なお、カッコ内はその年の12月31日時点で65歳以上の場合です。
【令和1年(2019年)からの公的年金等控除】
公的年金等の収入金額 | 公的年金等控除 | |
---|---|---|
130万円以下 (330万円以下) | 70万円 (120万円) | |
130万円超 (330万円超) | 410万円以下 (410万円以下) | 収入金額×25% +37.5万円 |
410万円超 | 770万円以下 | 収入金額×15% +78.5万円 |
770万円超 | 収入金額×5% +155.5万円 |
*410万円超は年齢による控除額の差はありません。
例えば、年金収入が300万円では、
年齢が65歳未満の場合は
300万円×25%+37.5万円=112.5万円
年齢が65歳以上の場合は
120万円
となります。
【令和2年(2020年)からの公的年金等控除】
改正後は年金以外の所得金額によって控除額が変わるため、3パターンの表に区分されます。
ただ、制限が入るのは年金以外で1000万円超の所得がある場合ですので、実際に影響を受ける人はそこまで多くないと思います。
なお、改正前の表と同じく、カッコ内はその年の12月31日時点で65歳以上の場合です。

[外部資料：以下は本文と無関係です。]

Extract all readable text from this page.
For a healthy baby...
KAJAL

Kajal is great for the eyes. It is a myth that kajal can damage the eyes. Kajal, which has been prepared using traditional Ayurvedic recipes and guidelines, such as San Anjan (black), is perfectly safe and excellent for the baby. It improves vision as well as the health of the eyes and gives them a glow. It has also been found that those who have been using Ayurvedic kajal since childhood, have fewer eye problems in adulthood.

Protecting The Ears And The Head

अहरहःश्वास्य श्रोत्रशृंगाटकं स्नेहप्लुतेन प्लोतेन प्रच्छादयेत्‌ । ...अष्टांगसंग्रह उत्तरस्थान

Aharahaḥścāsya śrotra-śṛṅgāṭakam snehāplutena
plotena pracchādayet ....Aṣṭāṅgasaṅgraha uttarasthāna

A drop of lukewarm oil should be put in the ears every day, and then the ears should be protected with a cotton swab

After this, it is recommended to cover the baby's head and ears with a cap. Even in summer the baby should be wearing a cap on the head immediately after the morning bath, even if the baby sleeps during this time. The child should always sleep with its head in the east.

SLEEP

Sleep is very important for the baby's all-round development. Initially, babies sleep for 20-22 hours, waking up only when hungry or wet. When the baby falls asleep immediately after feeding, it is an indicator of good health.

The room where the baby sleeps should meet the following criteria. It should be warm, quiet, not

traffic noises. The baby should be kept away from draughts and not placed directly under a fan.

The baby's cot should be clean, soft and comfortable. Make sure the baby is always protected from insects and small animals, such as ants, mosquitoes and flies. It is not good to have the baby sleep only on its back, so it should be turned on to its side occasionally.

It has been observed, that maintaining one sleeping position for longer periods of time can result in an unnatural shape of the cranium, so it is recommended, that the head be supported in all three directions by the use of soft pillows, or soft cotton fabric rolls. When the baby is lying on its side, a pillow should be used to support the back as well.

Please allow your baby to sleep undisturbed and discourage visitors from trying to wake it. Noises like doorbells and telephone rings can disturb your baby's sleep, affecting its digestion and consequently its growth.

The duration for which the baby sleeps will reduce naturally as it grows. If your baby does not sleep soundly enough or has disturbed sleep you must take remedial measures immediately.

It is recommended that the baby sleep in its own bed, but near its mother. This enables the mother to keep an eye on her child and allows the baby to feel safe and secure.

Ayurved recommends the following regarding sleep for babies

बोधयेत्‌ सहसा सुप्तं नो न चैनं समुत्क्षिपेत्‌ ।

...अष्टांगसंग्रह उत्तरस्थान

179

・公的年金等以外の合計所得金額が1000万円以下の場合
公的年金等の収入金額 | 公的年金等控除 | |
---|---|---|
130万円以下 (330万円以下) | 60万円 (110万円) | |
130万円超 (330万円超) | 410万円以下 (410万円以下) | 収入金額×25% +27.5万円 |
410万円超 | 770万円以下 | 収入金額×15% +68.5万円 |
770万円超 | 1,000万円以下 | 収入金額×5% +145.5万円 |
1,000万円超 | 195.5万円(上限) |
*410万円超は年齢による控除額の差はありません。
・公的年金等以外の合計所得金額が1000万円超2000万円以下の場合
公的年金等の収入金額 | 公的年金等控除 | |
---|---|---|
130万円以下 (330万円以下) | 50万円 (100万円) | |
130万円超 (330万円超) | 410万円以下 (410万円以下) | 収入金額×25% +17.5万円 |
410万円超 | 770万円以下 | 収入金額×15% +58.5万円 |
770万円超 | 1,000万円以下 | 収入金額×5% +135.5万円 |
1,000万円超 | 185.5万円(上限) |
*410万円超は年齢による控除額の差はありません。
・公的年金等以外の合計所得金額が2000万円超の場合
公的年金等の収入金額 | 公的年金等控除 | |
---|---|---|
130万円以下 (330万円以下) | 40万円 (90万円) | |
130万円超 (330万円超) | 410万円以下 (410万円以下) | 収入金額×25% +7.5万円 |
410万円超 | 770万円以下 | 収入金額×15% +48.5万円 |
770万円超 | 1,000万円以下 | 収入金額×5% +125.5万円 |
1,000万円超 | 175.5万円(上限) |
*410万円超は年齢による控除額の差はありません。
いずれの場合も年金収入が1000万円超の場合、公的年金等控除に上限が設けられますが、対象者はかなり限られると思われます。
まとめ
令和2年(2020年)からは給与所得控除・公的年金等控除ともに、高所得者に対しては増税となります。
特に公的年金等控除は年金以外の所得金額の影響も受けるため、かなり複雑になっています。
所得税を試算する場合に面倒になりますが、高所得者以外はあまり関係がないと思って頂ければ大丈夫です。
ただし、所得金額調整控除を理解するためには、今回の改正を頭に入れておく必要があるので、確認しておきましょう。